A huge cache of remains will keep scientists busy

Feb 18, 2009 14:44 GMT  ·  By

The La Brea Tar Pits, one of the most famous places in the world for archaeological digs, is, these days, again home to one of the most important discoveries of the year – an important cache of Ice Age fossils, which will undoubtedly keep scientists occupied for a long period of time. The site is located in Los Angeles, America's second-most populous city, and now boasts a mammoth and a lion skeleton, as well as the remains of several saber-tooth cats and other mammals of the time.

Among other beasts that met their demise at La Brea, an archaeological team unearthed bone fragments from dire wolves, bison, horses, and ground sloths, which are invaluable together, as far as their historic significance goes. Since 2006, when the site was given a lot of attention, more than 16 deposits have been found next to some tar pits in the middle of LA. Now, the almost-full skeleton of the mammoth, still featuring its 10 foot (3 meter)-long tusks, has been recovered from an adjacent fossilized riverbed, which dried up millions of years ago.

The Tar Pits were first excavated more than a century ago, and have already yielded other results, such as more smaller mammals, but also fossils of insects and critters, which make nice additions to Ice Age exhibitions worldwide. Archaeologists from the Page Museum have been behind the newest discoveries, and are now ecstatic that their collection may double in size after the site is thoroughly cleaned up of all its contents.

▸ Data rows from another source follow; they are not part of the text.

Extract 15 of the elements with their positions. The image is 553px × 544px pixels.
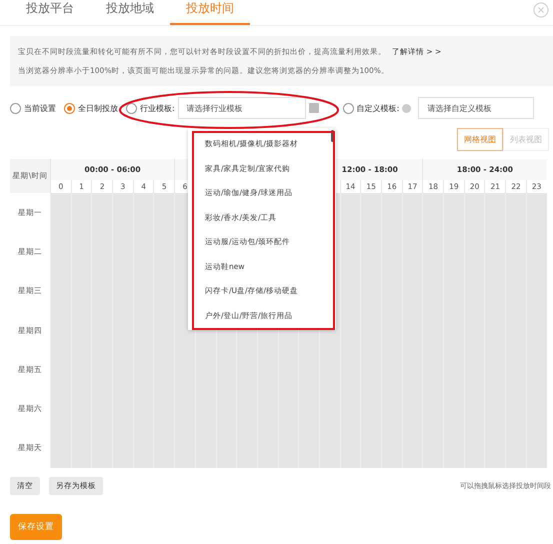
radio-button[interactable]: [10, 102, 21, 114]
radio-button[interactable]: [64, 102, 75, 114]
radio-button[interactable]: [342, 102, 354, 114]
radio-button[interactable]: [126, 102, 137, 114]
option-label: 行业模板:: [140, 102, 175, 114]
option-label: 当前设置: [24, 102, 56, 114]
custom-template-field[interactable]: 请选择自定义模板: [418, 97, 534, 119]
option-label: 自定义模板:: [356, 102, 400, 114]
industry-template-field[interactable]: 请选择行业模板: [178, 97, 306, 119]
help-icon[interactable]: [402, 104, 412, 112]
close-icon[interactable]: [533, 2, 549, 18]
option-label: 全日制投放: [78, 102, 118, 114]
tab[interactable]: 投放平台: [10, 0, 90, 25]
picker-icon[interactable]: [308, 103, 319, 113]
tab[interactable]: 投放地域: [90, 0, 170, 25]
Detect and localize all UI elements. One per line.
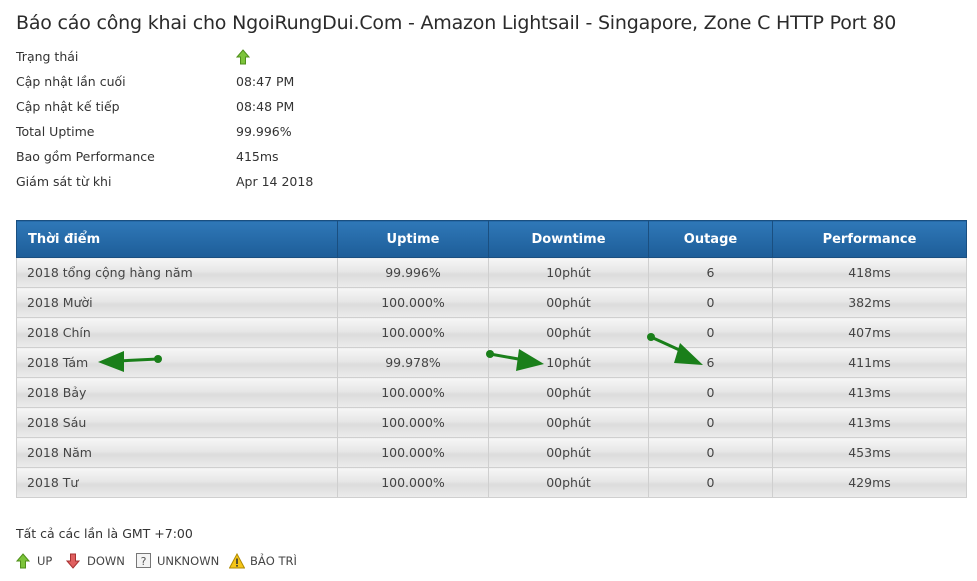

However, the researchers have to move fast, because the deadline for their digs will soon expire, and the site will be excavated to make way for an underground parking lot for a nearby art museum. So the people involved in the project have had to box everything and carry it off-site. This operation has been dubbed Project 23, on account of the 23 boxes in which they needed to remove all the remains they unburied from the La Brea Tar Pits.

According to carbon dating, somewhere between 10,000 and 40,000 years ago, a large number of mammoths, saber-tooth cats, mastodons, and other Ice Age creatures were trapped by oozing asphalt, which came up from the ground via cracks and other such formations. Basically, a significant number of animals became immobilized and died, as evidenced by the fact that the place has yielded thus far more than 1 million bones in total.